The findings of the LR experiments correlate to similar processes that take place in microorganisms that live on Earth. Researchers have urged that future Mars missions must be focused towards confirming the existence of alien life.

The Viking 1 mission arrived on Mars in June 1976, while Viking 2 arrived in September. Both landers performed the LR experiments and monitored any indicator of organic processes in the Martian soil. They looked for a CO2 isotope that would reveal the existence of a metabolic process in Mars. The tests for the isotope were positive, but scientists at the time attributed its origin to non-organic sources.

Control experiments were performed to ensure that the soil had living elements. Samples were subjected to extreme temperatures and kept under different exposure conditions to try and alter any living compound in the soil.

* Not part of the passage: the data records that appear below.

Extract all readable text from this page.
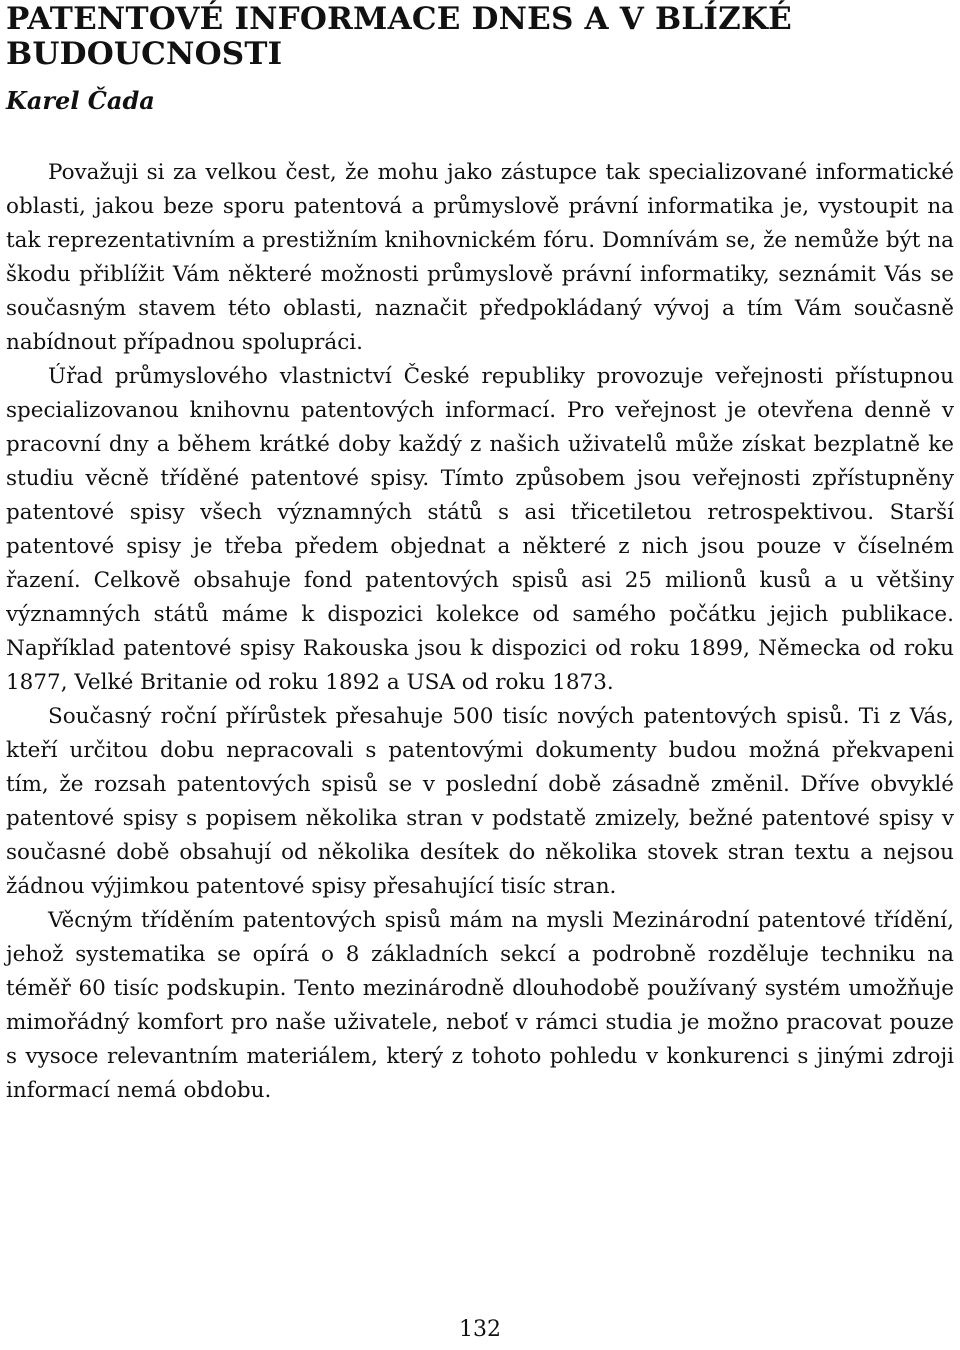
PATENTOVÉ INFORMACE DNES A V BLÍZKÉ BUDOUCNOSTI
Karel Čada

Považuji si za velkou čest, že mohu jako zástupce tak specializované informatické oblasti, jakou beze sporu patentová a průmyslově právní informatika je, vystoupit na tak reprezentativním a prestižním knihovnickém fóru. Domnívám se, že nemůže být na škodu přiblížit Vám některé možnosti průmyslově právní informatiky, seznámit Vás se současným stavem této oblasti, naznačit předpokládaný vývoj a tím Vám současně nabídnout případnou spolupráci.

Úřad průmyslového vlastnictví České republiky provozuje veřejnosti přístupnou specializovanou knihovnu patentových informací. Pro veřejnost je otevřena denně v pracovní dny a během krátké doby každý z našich uživatelů může získat bezplatně ke studiu věcně tříděné patentové spisy. Tímto způsobem jsou veřejnosti zpřístupněny patentové spisy všech významných států s asi třicetiletou retrospektivou. Starší patentové spisy je třeba předem objednat a některé z nich jsou pouze v číselném řazení. Celkově obsahuje fond patentových spisů asi 25 milionů kusů a u většiny významných států máme k dispozici kolekce od samého počátku jejich publikace. Například patentové spisy Rakouska jsou k dispozici od roku 1899, Německa od roku 1877, Velké Britanie od roku 1892 a USA od roku 1873.

Současný roční přírůstek přesahuje 500 tisíc nových patentových spisů. Ti z Vás, kteří určitou dobu nepracovali s patentovými dokumenty budou možná překvapeni tím, že rozsah patentových spisů se v poslední době zásadně změnil. Dříve obvyklé patentové spisy s popisem několika stran v podstatě zmizely, bežné patentové spisy v současné době obsahují od několika desítek do několika stovek stran textu a nejsou žádnou výjimkou patentové spisy přesahující tisíc stran.

Věcným tříděním patentových spisů mám na mysli Mezinárodní patentové třídění, jehož systematika se opírá o 8 základních sekcí a podrobně rozděluje techniku na téměř 60 tisíc podskupin. Tento mezinárodně dlouhodobě používaný systém umožňuje mimořádný komfort pro naše uživatele, neboť v rámci studia je možno pracovat pouze s vysoce relevantním materiálem, který z tohoto pohledu v konkurenci s jinými zdroji informací nemá obdobu.

132
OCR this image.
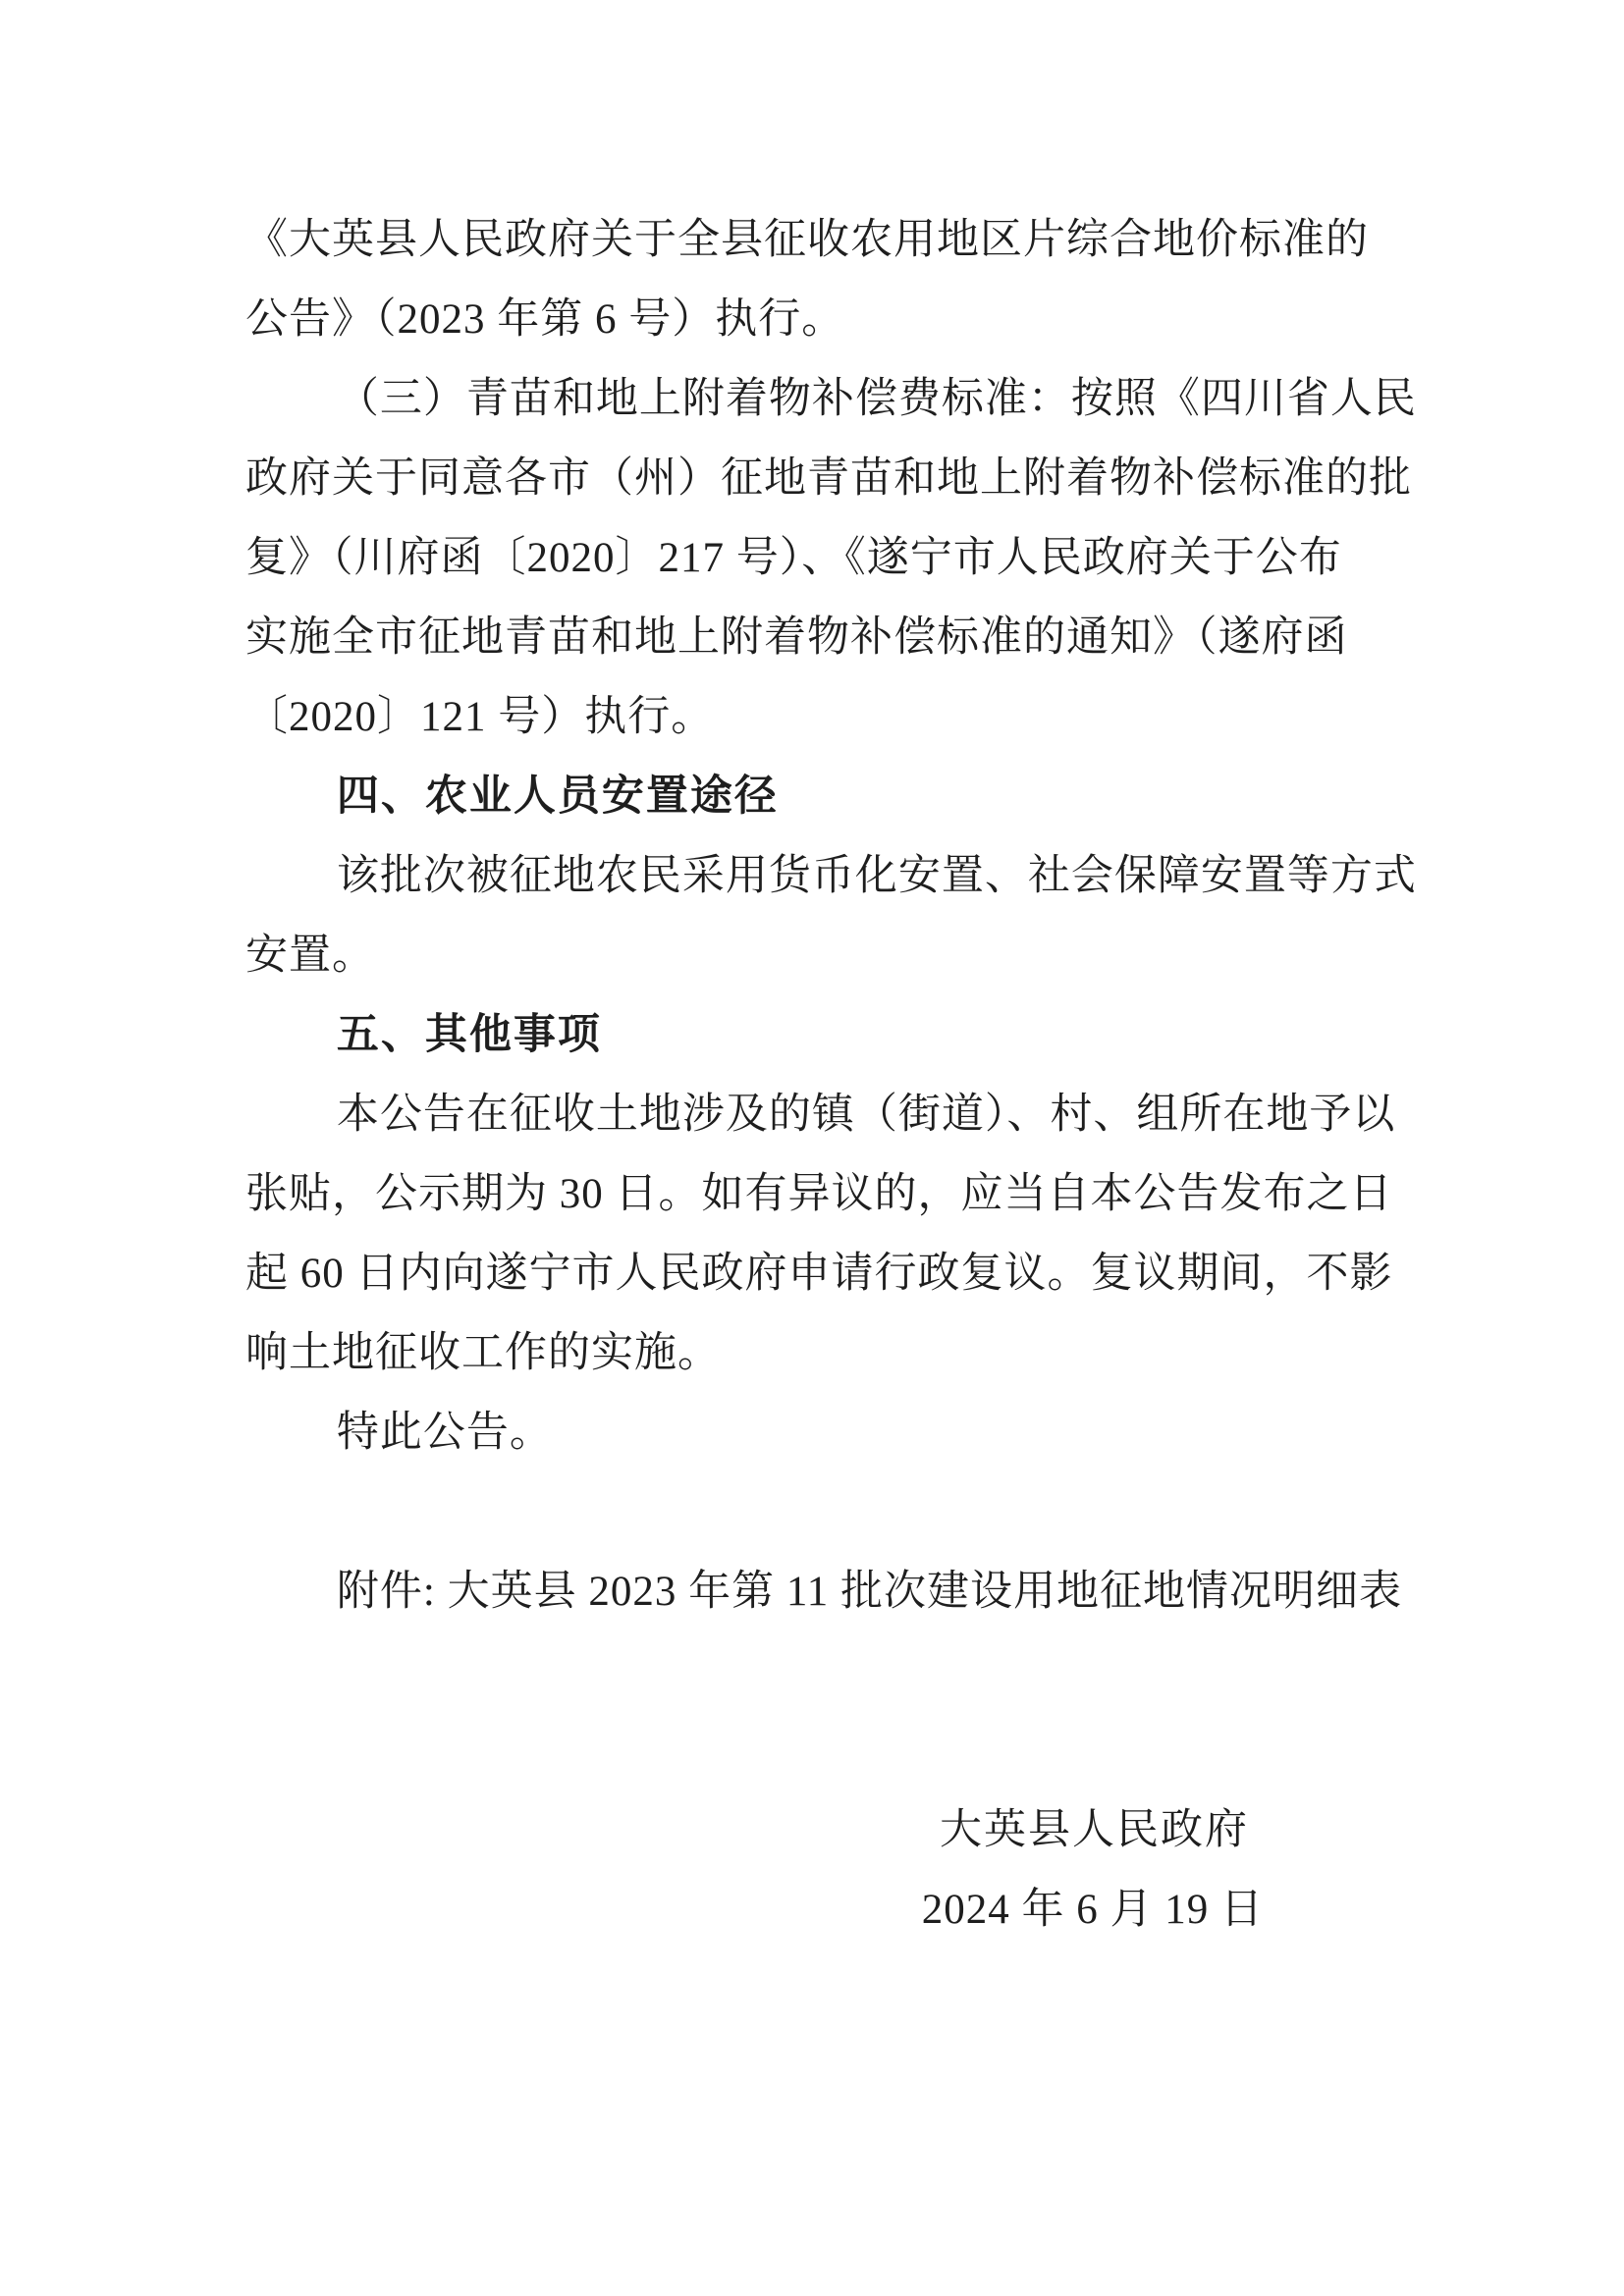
《大英县人民政府关于全县征收农用地区片综合地价标准的

公告》（2023 年第 6 号）执行。

（三）青苗和地上附着物补偿费标准：按照《四川省人民

政府关于同意各市（州）征地青苗和地上附着物补偿标准的批

复》（川府函〔2020〕217 号）、《遂宁市人民政府关于公布

实施全市征地青苗和地上附着物补偿标准的通知》（遂府函

〔2020〕121 号）执行。

四、农业人员安置途径

该批次被征地农民采用货币化安置、社会保障安置等方式

安置。

五、其他事项

本公告在征收土地涉及的镇（街道）、村、组所在地予以

张贴，公示期为 30 日。如有异议的，应当自本公告发布之日

起 60 日内向遂宁市人民政府申请行政复议。复议期间，不影

响土地征收工作的实施。

特此公告。

附件: 大英县 2023 年第 11 批次建设用地征地情况明细表

大英县人民政府

2024 年 6 月 19 日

Some scientists believe that life does exist in the Red Planet, even if it’s in a cryptobiotic state, which could be resurrected if water became available in the present environment.

Another fact that points researchers toward believing that there is life on Mars is the abundance of methane, which may indicate the presence of methane-based life forms on Mars.

The new hypotheses have been labeled as extremely urgent for NASA and the world’s space agencies. ESA will send its ExoMars mission in 2020, with the primary objective of studying the methane found on Mars. Currently, the ExoMars Trace Gas Orbiter and its Schiaparelli probe are on their way to land on the planet’s regolith.